Einer Frau wird das Baby entrissen, Stöcke werden zu Gewehren, ein Junge fällt um und windet sich in Qualen. Am Ende sitzen sie da, fragend und fordernd, als Betroffene und als Tänzer. Es handelt sich um die Memories of Child Soldiers ein Tanzprojekt, dass ein äußerst bedrückendes Thema anspricht: Kindersoldaten.
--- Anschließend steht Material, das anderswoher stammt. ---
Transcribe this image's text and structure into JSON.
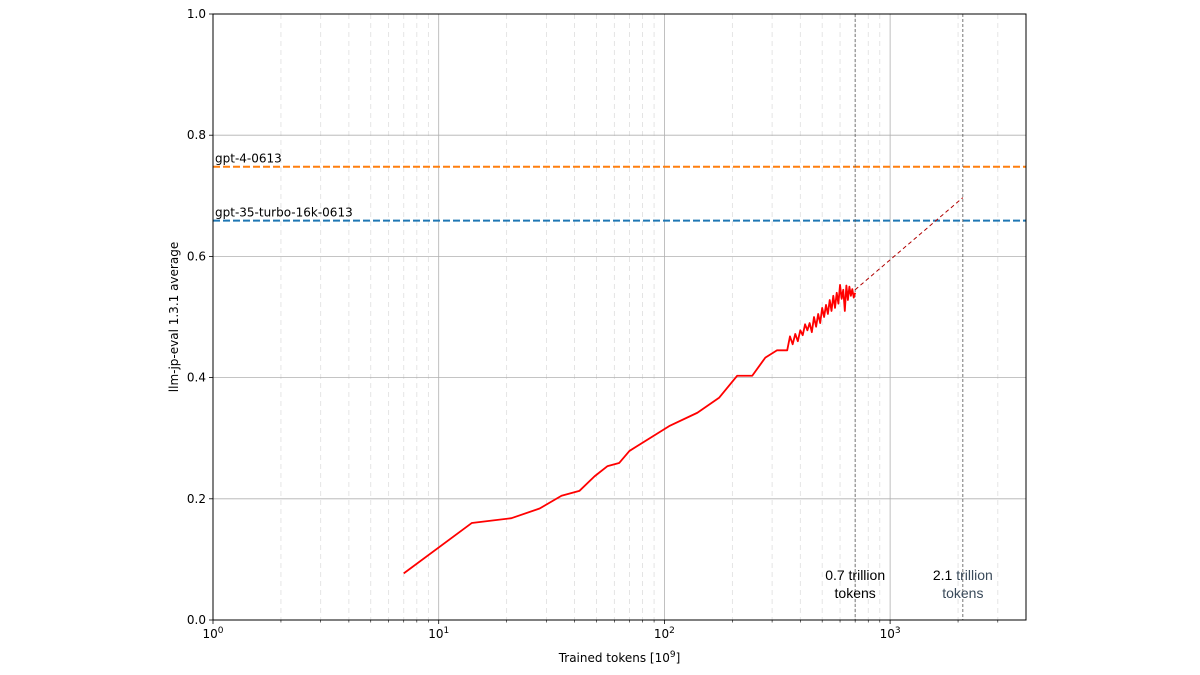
{
  "chart_data": {
    "type": "line",
    "xscale": "log",
    "xlabel": "Trained tokens [10^9]",
    "ylabel": "llm-jp-eval 1.3.1 average",
    "xlim": [
      1,
      4000
    ],
    "ylim": [
      0.0,
      1.0
    ],
    "grid": true,
    "yticks": [
      0.0,
      0.2,
      0.4,
      0.6,
      0.8,
      1.0
    ],
    "ytick_labels": [
      "0.0",
      "0.2",
      "0.4",
      "0.6",
      "0.8",
      "1.0"
    ],
    "xticks": [
      1,
      10,
      100,
      1000
    ],
    "xtick_labels": [
      "10^0",
      "10^1",
      "10^2",
      "10^3"
    ],
    "series": [
      {
        "color": "#ff0000",
        "style": "solid",
        "x": [
          7.0,
          14.0,
          21.0,
          28.0,
          35.0,
          42.0,
          49.0,
          56.0,
          63.0,
          70.0,
          105.0,
          140.0,
          175.0,
          210.0,
          245.0,
          280.0,
          315.0,
          350.0,
          360,
          370,
          380,
          390,
          400,
          410,
          420,
          430,
          440,
          450,
          460,
          470,
          480,
          490,
          500,
          510,
          520,
          530,
          540,
          550,
          560,
          570,
          580,
          590,
          600,
          610,
          620,
          630,
          640,
          650,
          660,
          670,
          680,
          690,
          700
        ],
        "y": [
          0.077,
          0.16,
          0.168,
          0.184,
          0.205,
          0.213,
          0.237,
          0.254,
          0.259,
          0.279,
          0.32,
          0.342,
          0.367,
          0.403,
          0.403,
          0.433,
          0.445,
          0.445,
          0.468,
          0.455,
          0.472,
          0.46,
          0.478,
          0.47,
          0.488,
          0.478,
          0.49,
          0.475,
          0.5,
          0.484,
          0.505,
          0.49,
          0.515,
          0.5,
          0.52,
          0.505,
          0.528,
          0.51,
          0.535,
          0.515,
          0.54,
          0.522,
          0.553,
          0.53,
          0.545,
          0.51,
          0.552,
          0.528,
          0.55,
          0.535,
          0.546,
          0.532,
          0.54
        ]
      },
      {
        "color": "#b00000",
        "style": "dashed",
        "x": [
          700,
          2100
        ],
        "y": [
          0.545,
          0.697
        ]
      }
    ],
    "reference_lines": [
      {
        "name": "gpt-4-0613",
        "y": 0.748,
        "color": "#ff7f0e"
      },
      {
        "name": "gpt-35-turbo-16k-0613",
        "y": 0.659,
        "color": "#1f77b4"
      }
    ],
    "vertical_markers": [
      {
        "x": 700,
        "label_line1": "0.7 trillion",
        "label_line2": "tokens",
        "color": "#000000"
      },
      {
        "x": 2100,
        "label_line1_a": "2.1",
        "label_line1_b": " trillion",
        "label_line2": "tokens",
        "color": "#000000",
        "color_b": "#3a4a5a"
      }
    ]
  }
}
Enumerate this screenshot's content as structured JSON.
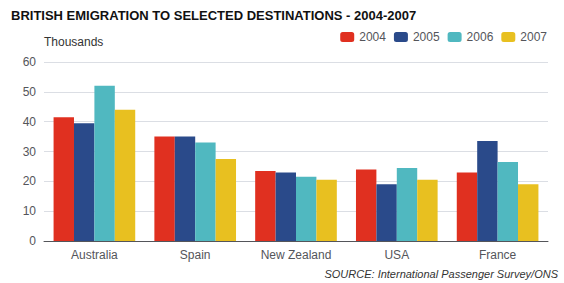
{
  "chart_data": {
    "type": "bar",
    "title": "BRITISH EMIGRATION TO SELECTED DESTINATIONS - 2004-2007",
    "ylabel": "Thousands",
    "annotations": [
      "SOURCE: International Passenger Survey/ONS"
    ],
    "categories": [
      "Australia",
      "Spain",
      "New Zealand",
      "USA",
      "France"
    ],
    "series": [
      {
        "name": "2004",
        "color": "#e03020",
        "values": [
          41.5,
          35.0,
          23.5,
          24.0,
          23.0
        ]
      },
      {
        "name": "2005",
        "color": "#2a4a8a",
        "values": [
          39.5,
          35.0,
          23.0,
          19.0,
          33.5
        ]
      },
      {
        "name": "2006",
        "color": "#50b8c0",
        "values": [
          52.0,
          33.0,
          21.5,
          24.5,
          26.5
        ]
      },
      {
        "name": "2007",
        "color": "#e8c020",
        "values": [
          44.0,
          27.5,
          20.5,
          20.5,
          19.0
        ]
      }
    ],
    "ylim": [
      0,
      60
    ],
    "yticks": [
      0,
      10,
      20,
      30,
      40,
      50,
      60
    ],
    "grid": true,
    "legend": "upper right"
  }
}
Mindestens 250 000 Kinder werden derzeit weltweit dazu gezwungen, ihre Spielsachen gegen Waffen zu tauschen und unter grausamen Bedingungen Kriegsdienst zu leisten. Es handelt sich zum Teil um erst Acht-Jährige, deren brutale Erlebnisse und psychologische Traumata sie ein Leben lang verfolgen. Nöte und Erinnerungen der Kindersoldaten hat die in Heidelberg lebende Choreographin und Tänzerin Valérie Miquel recherchiert und eine Tanz- und Videoperformance geschaffen, die so schnell niemand vergisst.
Alles fing im vergangenen Jahr an, als Miquel vom Goethe-Institut und der Alliance française den Auftrag erhielt, in Uganda mit Mitgliedern des Nationalballetts ein Tanzstück zum Thema zu erarbeiten. Eine große Herausforderung, wie sie heute sagt, denn neben der schweren Thematik kannte sie weder das Land noch ihr neues Ensemble. Auf den Spuren der ehemaligen Kindersoldaten reiste sie durch Uganda und hat sich mit ihnen über ihr Schicksal unterhalten. Aus diesen Begegnungen sind Video-Sequenzen entstanden, die die aktuelle Tanzperformance begleiten. Die Premiere in Uganda wurde mit großer Begeisterung aufgenommen und für Miquel war klar, das Projekt dürfe nicht enden. Deshalb gründete die gebürtige Französin die Burudani Dance Company.
Das Wort Burudani wurde aus dem Suaheli entnommen und heißt soviel wie Austausch von Energie. Damit meinen wir die Energie zwischen der Choreographie und den Tänzern, zwischen der Bühne und dem Publikum, zwischen dem Tanz und der Wirklichkeit, merkt Miquel an. Mit neun Tänzern gelingt es der Choreographin bei aller Drastik des Themas das zum Ausdruck zu bringen, an was es den Kindern am meisten fehlt, menschlicher Wärme und Geborgenheit.
Dabei lehnt sich Miquel an Stile des zeitgenössischen Tanztheaters, mischt Sequenzen, die ein wenig an Maurice Béjart erinnern mit afrikanischen Elementen. Ihr ganzes Lob gebührt ihren ugandischen Mit-Tänzern, sie seien voller Energie, mit hundertprozentiger Hingabe, sehr kraftvoll und emotional zugleich: Die Zuschauer werden total platt sein.